N’étant additionally seulement un rêve pour les végétariens et les végétaliens, la fausse viande est de as well as en furthermore disponible dans les épiceries et les places to eat. Et d’autres selections sont presque certainement en route. Dans une étude publiée dans ACS Foods Science & Technology, une équipe a développé une nouvelle combinaison d’ingrédients à foundation de plantes conçue pour l’impression 3D de substituts de viande. Leurs recettes les furthermore réussies nécessitaient un ajout étrange : le beurre de cacao, dérivé des fèves de cacao réputées pour le chocolat.



Du bien-être animal à la durabilité environnementale, il existe de nombreuses raisons pour lesquelles les gens choisissent d’éviter de manger de la viande d’origine animale. De nombreuses alternatives à la viande actuelles reposent sur des protéines végétales, le in addition souvent du soja et du blé, qui peuvent facilement imiter la texture et la valeur nutritionnelle de la vraie chose. Alors que l’impression 3D a déjà été testée pour des options à la viande, aucune des formulations actuelles n’inclut de protéines de ces plantes particulières.

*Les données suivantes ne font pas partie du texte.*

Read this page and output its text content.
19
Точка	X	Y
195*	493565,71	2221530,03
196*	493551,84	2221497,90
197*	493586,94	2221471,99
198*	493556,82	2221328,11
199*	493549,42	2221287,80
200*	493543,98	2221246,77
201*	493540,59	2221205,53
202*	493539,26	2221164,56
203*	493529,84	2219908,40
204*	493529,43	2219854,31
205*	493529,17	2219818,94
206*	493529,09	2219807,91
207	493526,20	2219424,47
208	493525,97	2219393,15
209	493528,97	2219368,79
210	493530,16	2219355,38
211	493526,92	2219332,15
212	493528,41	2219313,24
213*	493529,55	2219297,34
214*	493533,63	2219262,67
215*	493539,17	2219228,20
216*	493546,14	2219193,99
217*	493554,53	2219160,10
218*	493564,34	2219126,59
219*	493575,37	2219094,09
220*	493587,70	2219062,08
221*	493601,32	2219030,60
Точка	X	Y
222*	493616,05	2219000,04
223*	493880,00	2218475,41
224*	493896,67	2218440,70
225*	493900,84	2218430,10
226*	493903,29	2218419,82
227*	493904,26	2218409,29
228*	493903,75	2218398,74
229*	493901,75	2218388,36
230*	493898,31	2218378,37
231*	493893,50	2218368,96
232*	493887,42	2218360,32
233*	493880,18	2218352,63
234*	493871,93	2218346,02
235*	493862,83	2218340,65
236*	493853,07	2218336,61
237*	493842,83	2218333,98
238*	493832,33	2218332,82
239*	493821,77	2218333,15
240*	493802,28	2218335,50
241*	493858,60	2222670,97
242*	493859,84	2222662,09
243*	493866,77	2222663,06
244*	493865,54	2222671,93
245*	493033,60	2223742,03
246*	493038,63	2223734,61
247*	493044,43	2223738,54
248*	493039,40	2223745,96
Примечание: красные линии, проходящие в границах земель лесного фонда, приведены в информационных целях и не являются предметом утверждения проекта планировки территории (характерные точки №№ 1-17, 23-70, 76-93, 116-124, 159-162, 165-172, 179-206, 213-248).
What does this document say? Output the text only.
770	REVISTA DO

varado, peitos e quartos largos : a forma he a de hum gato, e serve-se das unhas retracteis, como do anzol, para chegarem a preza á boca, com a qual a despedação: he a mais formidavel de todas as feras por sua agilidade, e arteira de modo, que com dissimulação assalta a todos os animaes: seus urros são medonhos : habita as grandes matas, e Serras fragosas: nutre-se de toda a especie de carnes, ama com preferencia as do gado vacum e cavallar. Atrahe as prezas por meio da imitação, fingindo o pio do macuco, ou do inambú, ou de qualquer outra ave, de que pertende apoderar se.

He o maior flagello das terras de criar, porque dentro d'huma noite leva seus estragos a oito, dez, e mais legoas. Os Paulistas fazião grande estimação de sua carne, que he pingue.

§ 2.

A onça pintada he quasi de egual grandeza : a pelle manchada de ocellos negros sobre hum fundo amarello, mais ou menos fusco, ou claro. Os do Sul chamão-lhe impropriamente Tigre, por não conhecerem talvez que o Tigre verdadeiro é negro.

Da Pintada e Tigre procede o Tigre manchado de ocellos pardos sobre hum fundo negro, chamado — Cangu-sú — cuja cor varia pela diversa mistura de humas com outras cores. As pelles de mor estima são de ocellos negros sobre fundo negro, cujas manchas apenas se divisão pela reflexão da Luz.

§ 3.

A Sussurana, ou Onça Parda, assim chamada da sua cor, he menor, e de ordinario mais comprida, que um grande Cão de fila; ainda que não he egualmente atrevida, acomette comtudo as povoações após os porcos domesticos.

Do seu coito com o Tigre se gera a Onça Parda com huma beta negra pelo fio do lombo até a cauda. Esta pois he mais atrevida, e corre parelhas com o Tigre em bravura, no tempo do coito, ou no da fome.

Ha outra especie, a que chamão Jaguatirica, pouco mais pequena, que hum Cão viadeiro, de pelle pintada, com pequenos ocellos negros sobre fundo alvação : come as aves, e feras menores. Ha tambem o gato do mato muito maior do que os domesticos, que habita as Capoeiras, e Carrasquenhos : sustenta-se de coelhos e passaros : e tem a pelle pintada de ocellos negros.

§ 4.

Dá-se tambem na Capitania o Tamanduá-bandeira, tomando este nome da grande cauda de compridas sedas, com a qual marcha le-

Ainsi, Songbai Liu et Shanshan Wang voulaient trouver une approche pour fabriquer une  » pâte  » à base de viande avec des protéines de soja et de blé qui pourrait être produite efficacement avec une imprimante 3D.

Les chercheurs ont testé des protéines de soja et de blé dans des formulations contenant plusieurs autres ingrédients à l’aide d’une imprimante 3D. Ils ont évalué leurs concoctions en fonction de la précision avec laquelle la pâte pouvait être déposée par l’imprimeur et de la tenue de sa forme. Ils ont également examiné sa texture et sa microstructure. Les expériences ont révélé l’importance de plusieurs ingrédients supplémentaires, dont l’émulsifiant Tween-80 et l’alginate de sodium pour contrôler la texture. Le beurre de cacao thermosensible s’est avéré être un ingrédient particulièrement important, rendant la pâte moreover fluide à des températures chaudes pour l’impression, mais durcissant ensuite à température ambiante, permettant à la pâte de conserver sa forme imprimée. Un inconvénient, cependant, est que les personnes qui ne peuvent pas manger de gluten de blé ou de soja en raison d’allergies ou de la maladie cœliaque ne pourraient pas profiter des nouvelles solutions. Pour résoudre ce problème, les chercheurs ont tenté de remplacer la protéine de soja par celle de pois, mais la pâte résultante était trop molle pour l’impression. Malgré cela, ces expériences ont identifié une nouvelle stratégie pour formuler des substituts de viande à l’aide de cette technologie polyvalente, selon les chercheurs.



Les auteurs reconnaissent le financement du Countrywide Crucial Study and Growth Program, du Zhejiang General public Welfare Technology Exploration Software, du Qinghai Science and Technologies System et de la Basis of Fuli Institute of Meals Science de l’Université du Zhejiang.